Neal teaches engineering courses at Chandler-Gilbert Community College and said they’ve entertained the idea of handing out “pass” or “fail” grades this semester.

But students at this level still need to be held responsible for their work, Neal said, so she plans to continue issuing letter grades. 

She’s begun recording live lectures from her home, where students can hear Neal go through PowerPoint presentations and explain upcoming assignments.
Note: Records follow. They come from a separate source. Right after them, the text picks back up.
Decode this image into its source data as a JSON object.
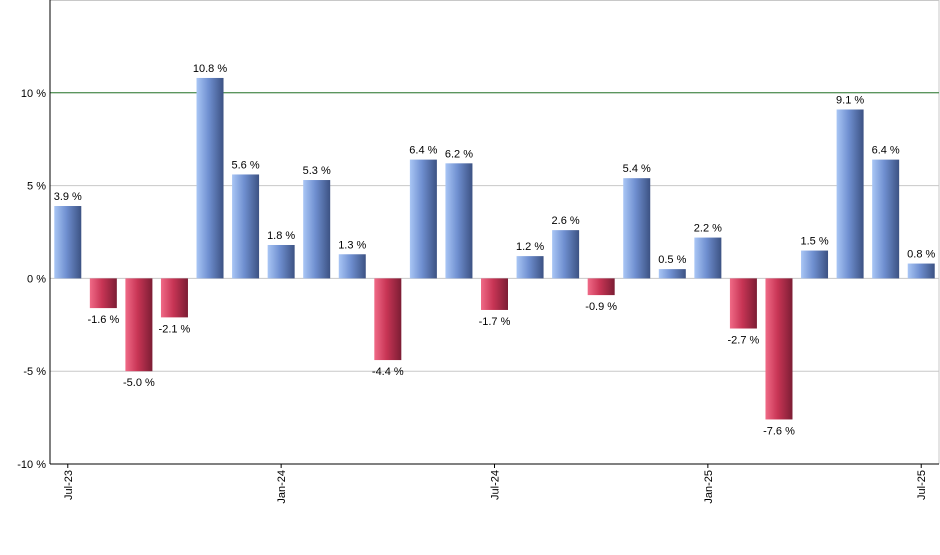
{
  "chart_data": {
    "type": "bar",
    "categories": [
      "Jul-23",
      "Aug-23",
      "Sep-23",
      "Oct-23",
      "Nov-23",
      "Dec-23",
      "Jan-24",
      "Feb-24",
      "Mar-24",
      "Apr-24",
      "May-24",
      "Jun-24",
      "Jul-24",
      "Aug-24",
      "Sep-24",
      "Oct-24",
      "Nov-24",
      "Dec-24",
      "Jan-25",
      "Feb-25",
      "Mar-25",
      "Apr-25",
      "May-25",
      "Jun-25",
      "Jul-25"
    ],
    "values": [
      3.9,
      -1.6,
      -5.0,
      -2.1,
      10.8,
      5.6,
      1.8,
      5.3,
      1.3,
      -4.4,
      6.4,
      6.2,
      -1.7,
      1.2,
      2.6,
      -0.9,
      5.4,
      0.5,
      2.2,
      -2.7,
      -7.6,
      1.5,
      9.1,
      6.4,
      0.8
    ],
    "value_labels": [
      "3.9 %",
      "-1.6 %",
      "-5.0 %",
      "-2.1 %",
      "10.8 %",
      "5.6 %",
      "1.8 %",
      "5.3 %",
      "1.3 %",
      "-4.4 %",
      "6.4 %",
      "6.2 %",
      "-1.7 %",
      "1.2 %",
      "2.6 %",
      "-0.9 %",
      "5.4 %",
      "0.5 %",
      "2.2 %",
      "-2.7 %",
      "-7.6 %",
      "1.5 %",
      "9.1 %",
      "6.4 %",
      "0.8 %"
    ],
    "x_tick_labels": [
      {
        "category_index": 0,
        "label": "Jul-23"
      },
      {
        "category_index": 6,
        "label": "Jan-24"
      },
      {
        "category_index": 12,
        "label": "Jul-24"
      },
      {
        "category_index": 18,
        "label": "Jan-25"
      },
      {
        "category_index": 24,
        "label": "Jul-25"
      }
    ],
    "y_ticks": [
      {
        "value": 10,
        "label": "10 %"
      },
      {
        "value": 5,
        "label": "5 %"
      },
      {
        "value": 0,
        "label": "0 %"
      },
      {
        "value": -5,
        "label": "-5 %"
      },
      {
        "value": -10,
        "label": "-10 %"
      }
    ],
    "ylim": [
      -10,
      15
    ],
    "reference_line": 10,
    "grid": true,
    "title": "",
    "xlabel": "",
    "ylabel": "",
    "colors": {
      "positive_light": "#a9c6f5",
      "positive_mid": "#6f8fd0",
      "positive_dark": "#3c5283",
      "negative_light": "#f06a87",
      "negative_mid": "#c83555",
      "negative_dark": "#7c1d34",
      "grid": "#c8c8c8",
      "reference_line": "#2e7d32",
      "axis": "#000000",
      "text": "#000000"
    }
  }
}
Her students are in the middle of working on a group project that has them designing solar-energy homes in Chandler.

It’s been difficult making sure students are still showing their work from home, Neal said, but she’s found some ways to work around this barrier.

She plans to have students digitally send her photos of their scratch work so Neal can physically see how they arrived at an answer.

“It’s challenging us in a good way to use the different forms of technology that we typically may not use in our face-to-face classes,” Neal said.

The college’s engineering department was already in the process of offering a fully-online program as an option by the fall 2021.

So, the COVID-19 pandemic has unexpectedly pushed faculty toward a direction they were already headed, Neal added, and forced instructors to think how they can better engage with students virtually.

Yet, some educators like Mike McFavilen will always prefer teaching students face-to-face inside a classroom.

He feels like he can better respond to a student’s needs and reactions when he’s standing in front of them. If they appear too bored, McFavilen can instantly improvise something to better get their attention.

“You can change and reflect based off of what you’re seeing in that classroom,” he said. “Online, I don’t have that flexibility.”